Dans ce processus, l’écriture est une alliée de choix. Par elle il peut se mesurer à des figures mythologiques, Icare se brûlant au Soleil (p. 19) et « Ulysse sans destinée, libre sans crainte » (p. 47), ou se prendre pour un personnage littéraire, un « malade non imaginaire » de sagacité moliéresque (p. 157) ou un flamboyant Cyrano de Bergerac (p. 39) ; il peut s’imaginer tel un « pacha » exhortant des hommes (p. 107), ou encore jouer l’enfant terrible d’un Dieu défié, mais sourd, perdu dans la voûte étoilée (p. 136). Dans ses rêves, il est ce « danseur-acrobate » qui se tient debout, « voltigeant autour de l’amas de cendres » de son corps meurtri (p. 144).

Mais « l’or » de sa vie in fine, celle qui lui promet le bonheur, est incontestablement Laura. Rencontre inespérée après de multiples bévues, elle le pousse à « croquer la moindre parcelle de vie accordée », à « savourer les surprises de chaque heure », comme un baiser qu’elle lui prend à la dérobée (p. 175). S’il croit toute vision de bonheur parfait entachée par la maladie — jouant puis déjouant le stéréotype d’une lune de miel italienne pour mettre à nu toutes les limites qu’il s’affligerait de lui imposer (p. 184-185) — Laura ne cesse de s’acharner à « [mettre] de la vie » (p. 186).

Survivre et supporter

S’il décèle dans la myopathie FSH « Foutu et Sans Horizon », pour elle cela devient « Force, Sagesse, Humilité ». S’il se croit un « homme évaporé » (p. 189), s’il craint que leur amour lui-même ne tombe malade (p. 190), illuminant quoi qu’il arrive son cœur et sa vie (p. 189), elle lui suffit lorsque ses amis, entre querelle en sourdine et occupations de la vie, ne lui donnent plus vraiment d’attention (p.192).

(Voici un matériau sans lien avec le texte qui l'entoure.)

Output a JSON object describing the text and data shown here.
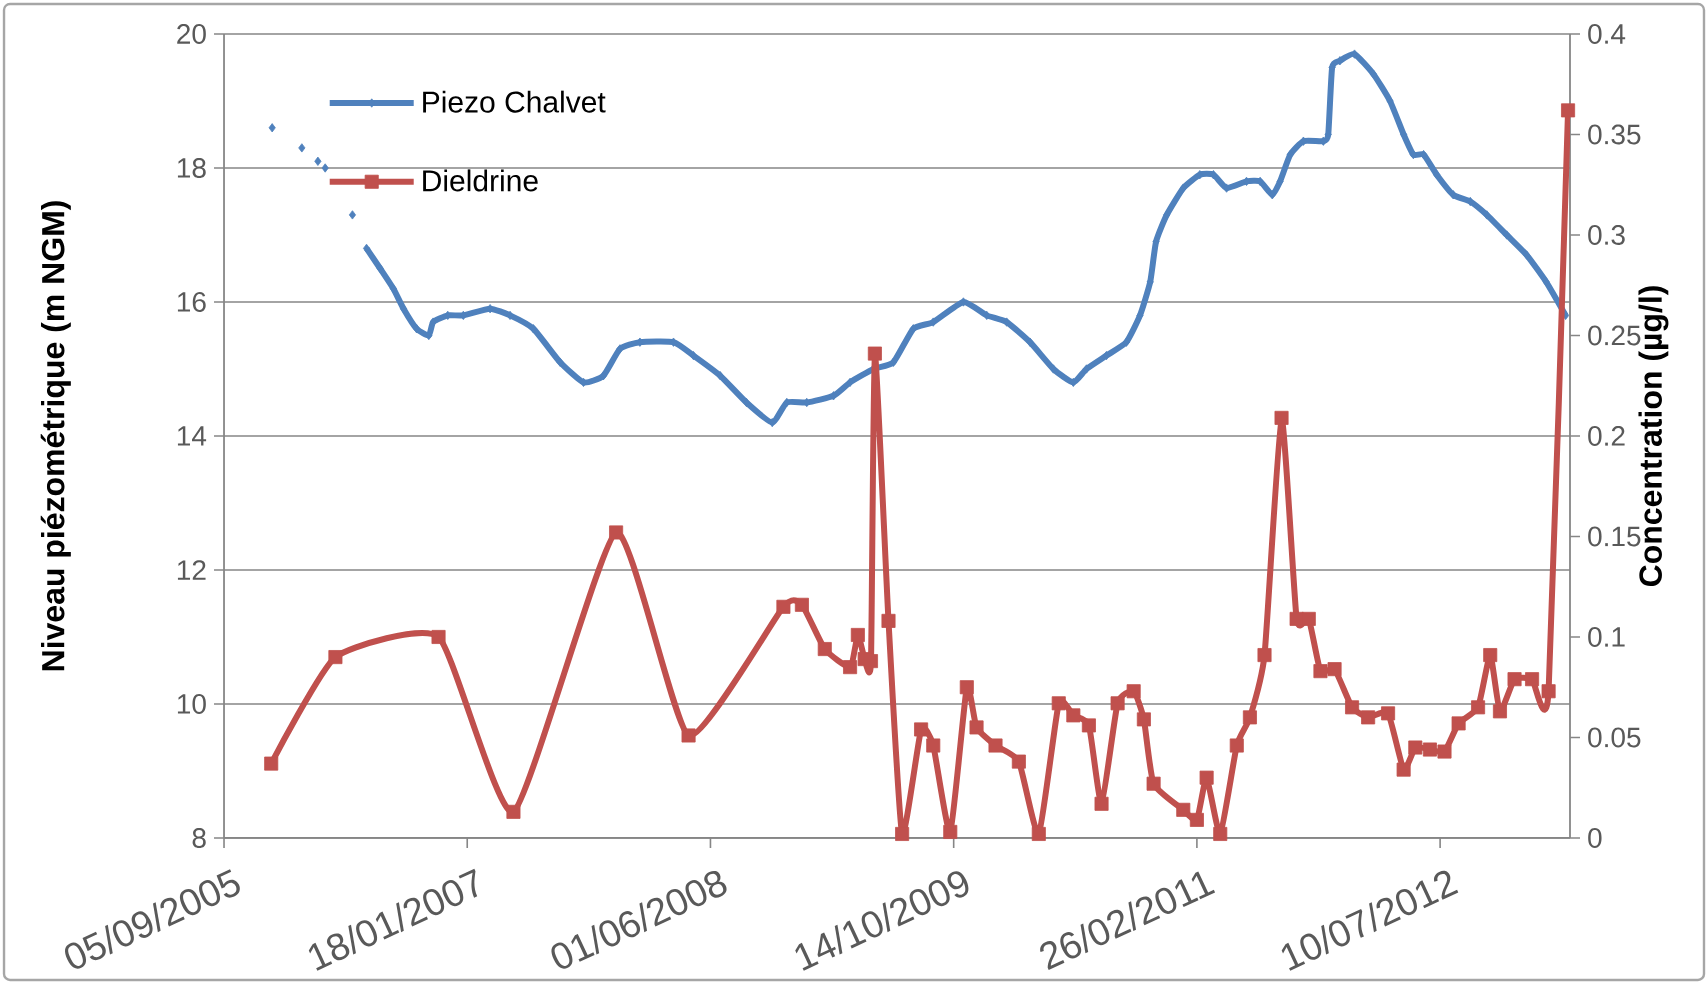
{
  "chart_data": {
    "type": "line",
    "ylabel": "Niveau piézométrique (m NGM)",
    "y2label": "Concentration (µg/l)",
    "xlim": [
      "2005-09-05",
      "2013-04-03"
    ],
    "xticks": [
      {
        "value": "2005-09-05",
        "label": "05/09/2005"
      },
      {
        "value": "2007-01-18",
        "label": "18/01/2007"
      },
      {
        "value": "2008-06-01",
        "label": "01/06/2008"
      },
      {
        "value": "2009-10-14",
        "label": "14/10/2009"
      },
      {
        "value": "2011-02-26",
        "label": "26/02/2011"
      },
      {
        "value": "2012-07-10",
        "label": "10/07/2012"
      }
    ],
    "ylim": [
      8,
      20
    ],
    "yticks": [
      8,
      10,
      12,
      14,
      16,
      18,
      20
    ],
    "y2lim": [
      0,
      0.4
    ],
    "y2ticks": [
      0,
      0.05,
      0.1,
      0.15,
      0.2,
      0.25,
      0.3,
      0.35,
      0.4
    ],
    "grid": "y",
    "legend": "top left",
    "series": [
      {
        "name": "Piezo Chalvet",
        "color": "#4f81bd",
        "marker": "diamond",
        "x": [
          "2005-12-13",
          "2006-01-12",
          "2006-02-12",
          "2006-03-01",
          "2006-03-17",
          "2006-03-25",
          "2006-04-01",
          "2006-05-01",
          "2006-05-27",
          "2006-06-10",
          "2006-06-25",
          "2006-07-23",
          "2006-08-19",
          "2006-09-09",
          "2006-10-06",
          "2006-10-31",
          "2006-11-09",
          "2006-12-09",
          "2007-01-10",
          "2007-03-06",
          "2007-04-16",
          "2007-06-03",
          "2007-07-28",
          "2007-09-14",
          "2007-10-25",
          "2007-11-28",
          "2008-01-08",
          "2008-03-17",
          "2008-04-27",
          "2008-06-21",
          "2008-08-14",
          "2008-10-06",
          "2008-11-05",
          "2008-12-16",
          "2009-02-09",
          "2009-03-15",
          "2009-05-02",
          "2009-06-12",
          "2009-07-23",
          "2009-09-02",
          "2009-11-03",
          "2009-12-21",
          "2010-01-31",
          "2010-03-20",
          "2010-05-07",
          "2010-06-17",
          "2010-07-14",
          "2010-08-24",
          "2010-10-04",
          "2010-11-01",
          "2010-11-22",
          "2010-12-04",
          "2010-12-26",
          "2011-01-29",
          "2011-03-04",
          "2011-04-01",
          "2011-04-28",
          "2011-06-08",
          "2011-07-06",
          "2011-07-31",
          "2011-08-16",
          "2011-09-06",
          "2011-10-03",
          "2011-11-13",
          "2011-11-23",
          "2011-12-01",
          "2011-12-17",
          "2012-01-16",
          "2012-02-24",
          "2012-03-29",
          "2012-04-26",
          "2012-05-16",
          "2012-06-06",
          "2012-07-03",
          "2012-08-06",
          "2012-09-10",
          "2012-10-14",
          "2012-11-24",
          "2013-01-04",
          "2013-02-13",
          "2013-03-25"
        ],
        "values": [
          18.6,
          null,
          18.3,
          null,
          18.1,
          null,
          18.0,
          null,
          17.3,
          null,
          16.8,
          16.5,
          16.2,
          15.9,
          15.6,
          15.5,
          15.7,
          15.8,
          15.8,
          15.9,
          15.8,
          15.6,
          15.1,
          14.8,
          14.9,
          15.3,
          15.4,
          15.4,
          15.2,
          14.9,
          14.5,
          14.2,
          14.5,
          14.5,
          14.6,
          14.8,
          15.0,
          15.1,
          15.6,
          15.7,
          16.0,
          15.8,
          15.7,
          15.4,
          15.0,
          14.8,
          15.0,
          15.2,
          15.4,
          15.8,
          16.3,
          16.9,
          17.3,
          17.7,
          17.9,
          17.9,
          17.7,
          17.8,
          17.8,
          17.6,
          17.8,
          18.2,
          18.4,
          18.4,
          18.5,
          19.5,
          19.6,
          19.7,
          19.4,
          19.0,
          18.5,
          18.2,
          18.2,
          17.9,
          17.6,
          17.5,
          17.3,
          17.0,
          16.7,
          16.3,
          15.8
        ]
      },
      {
        "name": "Dieldrine",
        "color": "#c0504d",
        "marker": "square",
        "axis": "y2",
        "x": [
          "2005-12-11",
          "2006-04-22",
          "2006-11-20",
          "2007-04-23",
          "2007-11-20",
          "2008-04-17",
          "2008-10-29",
          "2008-12-06",
          "2009-01-22",
          "2009-03-15",
          "2009-03-31",
          "2009-04-14",
          "2009-04-27",
          "2009-05-05",
          "2009-06-02",
          "2009-06-30",
          "2009-08-08",
          "2009-09-02",
          "2009-10-07",
          "2009-11-10",
          "2009-11-30",
          "2010-01-08",
          "2010-02-25",
          "2010-04-07",
          "2010-05-18",
          "2010-06-17",
          "2010-07-19",
          "2010-08-14",
          "2010-09-16",
          "2010-10-19",
          "2010-11-09",
          "2010-11-29",
          "2011-01-29",
          "2011-02-26",
          "2011-03-18",
          "2011-04-15",
          "2011-05-19",
          "2011-06-15",
          "2011-07-15",
          "2011-08-19",
          "2011-09-19",
          "2011-10-14",
          "2011-11-07",
          "2011-12-06",
          "2012-01-11",
          "2012-02-13",
          "2012-03-25",
          "2012-04-26",
          "2012-05-20",
          "2012-06-19",
          "2012-07-19",
          "2012-08-17",
          "2012-09-26",
          "2012-10-21",
          "2012-11-10",
          "2012-12-10",
          "2013-01-15",
          "2013-02-18",
          "2013-03-30"
        ],
        "values": [
          0.037,
          0.09,
          0.1,
          0.013,
          0.152,
          0.051,
          0.115,
          0.116,
          0.094,
          0.085,
          0.101,
          0.089,
          0.088,
          0.241,
          0.108,
          0.002,
          0.054,
          0.046,
          0.003,
          0.075,
          0.055,
          0.046,
          0.038,
          0.002,
          0.067,
          0.061,
          0.056,
          0.017,
          0.067,
          0.073,
          0.059,
          0.027,
          0.014,
          0.009,
          0.03,
          0.002,
          0.046,
          0.06,
          0.091,
          0.209,
          0.109,
          0.109,
          0.083,
          0.084,
          0.065,
          0.06,
          0.062,
          0.034,
          0.045,
          0.044,
          0.043,
          0.057,
          0.065,
          0.091,
          0.063,
          0.079,
          0.079,
          0.073,
          0.362
        ]
      }
    ]
  }
}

À défaut ainsi de ne pouvoir lui « sourire à [s’] en déchirer les joues » (p. 164), sa philosophie se résume en deux verbes : « survivre et supporter » (p. 170). Dans les préfixes « sur- » et « sup- », une même idée : celle de l’élévation, du dépassement, de la transcendance. « Ne pas renoncer » (p. 200) en définitive jamais, car renoncer reviendrait à oublier que c’est un équilibre bien fragile, un « miracle », que « de se sentir maître de soi » (p. 138) Miracle à l’horizon duquel se place cette œuvre qui nous invite à y méditer chaque jour.